Любое событие, отдаляясь. Обрастает новыми мелкими деталями, которые заставляют на все глядеть иначе. Где, в каких уголочках памяти хранится и как всё-всё в одночасье вдруг выплывает: детские воспоминания, когда-то услышанное, увиденное. Теперешнее дикое расслоение общества, когда наверху жируют, а пережившие отпущенный лимит старики бедуют, запеклось горечью.
9 мая нынешнего года бравурно звучала музыка, кричало воронье, метроном отсчитывал время. Время Победы. Одной на всех. В том маленьком городишке, куда забросила судьба, готовились к празднику. В традиции народа готовиться к празднику: убирать, красить, подновлять. И митинг был, и слов много хороших говорилось. И слезы блестели.
А потом в магазине видел пожилую женщину. В давно вышедшем из моды потертом пальто. Войлочные башмаки. Морщины. Платок. Клок сивых волос. Бедность, но чистенькая, заштопанная, аккуратная.
- Доченька, взвесь мне сто грамм маслица…

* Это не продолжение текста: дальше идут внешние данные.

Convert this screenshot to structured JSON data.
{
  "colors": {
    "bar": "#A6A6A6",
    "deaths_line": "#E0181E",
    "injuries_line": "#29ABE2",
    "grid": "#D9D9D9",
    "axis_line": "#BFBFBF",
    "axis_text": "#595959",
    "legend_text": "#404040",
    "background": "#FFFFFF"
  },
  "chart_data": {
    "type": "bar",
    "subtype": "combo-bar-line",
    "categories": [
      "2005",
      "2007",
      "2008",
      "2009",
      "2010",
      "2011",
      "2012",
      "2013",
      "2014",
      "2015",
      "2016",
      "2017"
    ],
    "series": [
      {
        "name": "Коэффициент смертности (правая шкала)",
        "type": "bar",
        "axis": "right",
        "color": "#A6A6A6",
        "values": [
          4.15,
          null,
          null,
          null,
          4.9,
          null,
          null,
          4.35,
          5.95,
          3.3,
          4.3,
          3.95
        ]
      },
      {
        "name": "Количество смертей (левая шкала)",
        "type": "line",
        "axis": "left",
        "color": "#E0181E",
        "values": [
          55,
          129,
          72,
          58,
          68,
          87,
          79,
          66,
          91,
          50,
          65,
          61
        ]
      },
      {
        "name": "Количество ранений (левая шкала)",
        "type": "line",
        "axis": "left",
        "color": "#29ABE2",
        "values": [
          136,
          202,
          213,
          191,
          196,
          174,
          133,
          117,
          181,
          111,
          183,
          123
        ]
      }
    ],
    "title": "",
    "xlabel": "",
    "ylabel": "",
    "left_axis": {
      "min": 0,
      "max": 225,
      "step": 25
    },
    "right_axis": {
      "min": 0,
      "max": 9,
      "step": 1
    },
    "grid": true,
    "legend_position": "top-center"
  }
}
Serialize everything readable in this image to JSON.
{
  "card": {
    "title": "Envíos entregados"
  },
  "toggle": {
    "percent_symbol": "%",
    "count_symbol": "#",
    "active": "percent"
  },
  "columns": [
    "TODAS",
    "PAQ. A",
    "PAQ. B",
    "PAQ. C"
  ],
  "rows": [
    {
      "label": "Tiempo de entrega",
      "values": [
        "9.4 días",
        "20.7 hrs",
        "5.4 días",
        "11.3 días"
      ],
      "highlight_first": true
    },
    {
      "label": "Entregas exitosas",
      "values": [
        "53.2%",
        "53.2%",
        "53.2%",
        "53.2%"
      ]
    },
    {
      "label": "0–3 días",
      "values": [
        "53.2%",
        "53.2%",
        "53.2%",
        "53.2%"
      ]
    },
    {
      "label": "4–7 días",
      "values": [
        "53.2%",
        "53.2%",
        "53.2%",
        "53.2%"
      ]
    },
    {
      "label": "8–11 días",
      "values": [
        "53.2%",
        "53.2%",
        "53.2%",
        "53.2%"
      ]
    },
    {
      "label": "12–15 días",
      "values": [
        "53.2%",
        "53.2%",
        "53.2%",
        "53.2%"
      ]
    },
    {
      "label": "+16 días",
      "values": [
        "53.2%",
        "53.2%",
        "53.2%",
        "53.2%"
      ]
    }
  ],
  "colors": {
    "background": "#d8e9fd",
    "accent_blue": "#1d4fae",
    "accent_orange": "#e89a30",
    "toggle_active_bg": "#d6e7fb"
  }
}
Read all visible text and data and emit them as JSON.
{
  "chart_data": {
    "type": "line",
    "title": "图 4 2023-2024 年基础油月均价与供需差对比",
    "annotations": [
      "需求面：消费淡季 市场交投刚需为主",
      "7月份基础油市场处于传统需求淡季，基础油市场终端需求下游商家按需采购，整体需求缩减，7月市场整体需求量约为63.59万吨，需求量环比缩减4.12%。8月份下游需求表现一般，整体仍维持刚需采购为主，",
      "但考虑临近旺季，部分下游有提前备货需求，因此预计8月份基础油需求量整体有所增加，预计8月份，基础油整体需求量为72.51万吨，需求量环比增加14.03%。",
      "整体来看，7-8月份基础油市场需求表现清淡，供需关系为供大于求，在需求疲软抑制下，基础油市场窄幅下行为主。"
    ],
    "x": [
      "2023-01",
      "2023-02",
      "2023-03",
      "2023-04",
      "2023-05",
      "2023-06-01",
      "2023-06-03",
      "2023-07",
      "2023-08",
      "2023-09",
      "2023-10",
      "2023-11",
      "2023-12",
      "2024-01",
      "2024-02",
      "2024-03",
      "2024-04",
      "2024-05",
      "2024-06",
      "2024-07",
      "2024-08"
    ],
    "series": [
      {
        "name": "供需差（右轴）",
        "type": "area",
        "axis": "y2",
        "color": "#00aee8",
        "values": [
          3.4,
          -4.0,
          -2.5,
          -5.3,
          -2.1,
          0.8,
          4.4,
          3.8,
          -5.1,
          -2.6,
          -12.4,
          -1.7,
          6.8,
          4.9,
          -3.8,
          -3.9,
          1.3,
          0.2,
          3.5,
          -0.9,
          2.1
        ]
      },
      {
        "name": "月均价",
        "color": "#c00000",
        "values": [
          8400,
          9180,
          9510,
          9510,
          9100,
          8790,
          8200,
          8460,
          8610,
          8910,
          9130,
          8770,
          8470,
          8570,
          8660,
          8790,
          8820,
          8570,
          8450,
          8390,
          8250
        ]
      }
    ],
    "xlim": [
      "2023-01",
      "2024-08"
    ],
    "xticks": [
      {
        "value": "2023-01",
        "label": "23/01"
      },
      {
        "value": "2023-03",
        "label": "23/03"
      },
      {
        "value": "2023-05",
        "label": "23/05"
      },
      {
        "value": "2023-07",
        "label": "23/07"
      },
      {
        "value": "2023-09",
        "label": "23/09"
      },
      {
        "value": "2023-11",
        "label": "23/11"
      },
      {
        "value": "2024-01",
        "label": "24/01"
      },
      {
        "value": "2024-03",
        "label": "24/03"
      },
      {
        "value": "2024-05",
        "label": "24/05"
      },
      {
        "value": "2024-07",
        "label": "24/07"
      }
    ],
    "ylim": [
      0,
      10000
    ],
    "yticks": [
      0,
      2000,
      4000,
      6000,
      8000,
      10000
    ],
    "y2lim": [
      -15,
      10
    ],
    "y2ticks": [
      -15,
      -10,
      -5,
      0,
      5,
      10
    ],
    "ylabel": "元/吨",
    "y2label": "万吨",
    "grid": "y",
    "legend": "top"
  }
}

Внимательно смотрела, как продавец отвешивала эти сто грамм…
- Все?
- Взвесь мне еще одну сосиску на праздник…
Потом ее неслушающиеся пальцы с вывороченными суставами, бугристые, мелко подрагивали, когда она смотрела, как продавец считала ее копейки. Стояли в очереди человек пять. И тишина была. Марши победы неслись словно из другого мира. А здесь…Сама Победа тихонько позвенькивала копейками.
В тот же день я узнал, что в Новгородской области есть «долина смерти» и незахороненными в болотной хляби лежат там двести тысяч наших солдат. Кости их не один год выбирают из мха и торфа поисковые отряды. И вспомнилось, как в середине пятидесятых годов шли мы ржевскими лесами на туристический слет и на заросшей ельником опушке наткнулись на проволочные заграждения: перед старыми заплывшими окопами висели на проволоке скелеты в шинелях, по всей видимости, немцы. И из буревших в траве сапог торчали кости. Теперь-то, как понимаю, неважно, кто висел. И бежали   мы оттуда, сломя голову. Это тоже страница той летописи, где вместилась жизнь одного поколения. Революция, комсомол, война…
Мария Яковлевна Романенкова родилась в 1920 году в деревне Монтино Смоленской области. Окончила семь классов. Поступила в двухгодичный медицинский техникум, в июне 1939 года закончила его, а первого августа начался для Маши отсчет трудового стажа в областной больнице Смоленска. 30 ноября 1939 года СССР объявил войну Финляндии. 19 декабря Мария Яковлевна получила повестку в армию.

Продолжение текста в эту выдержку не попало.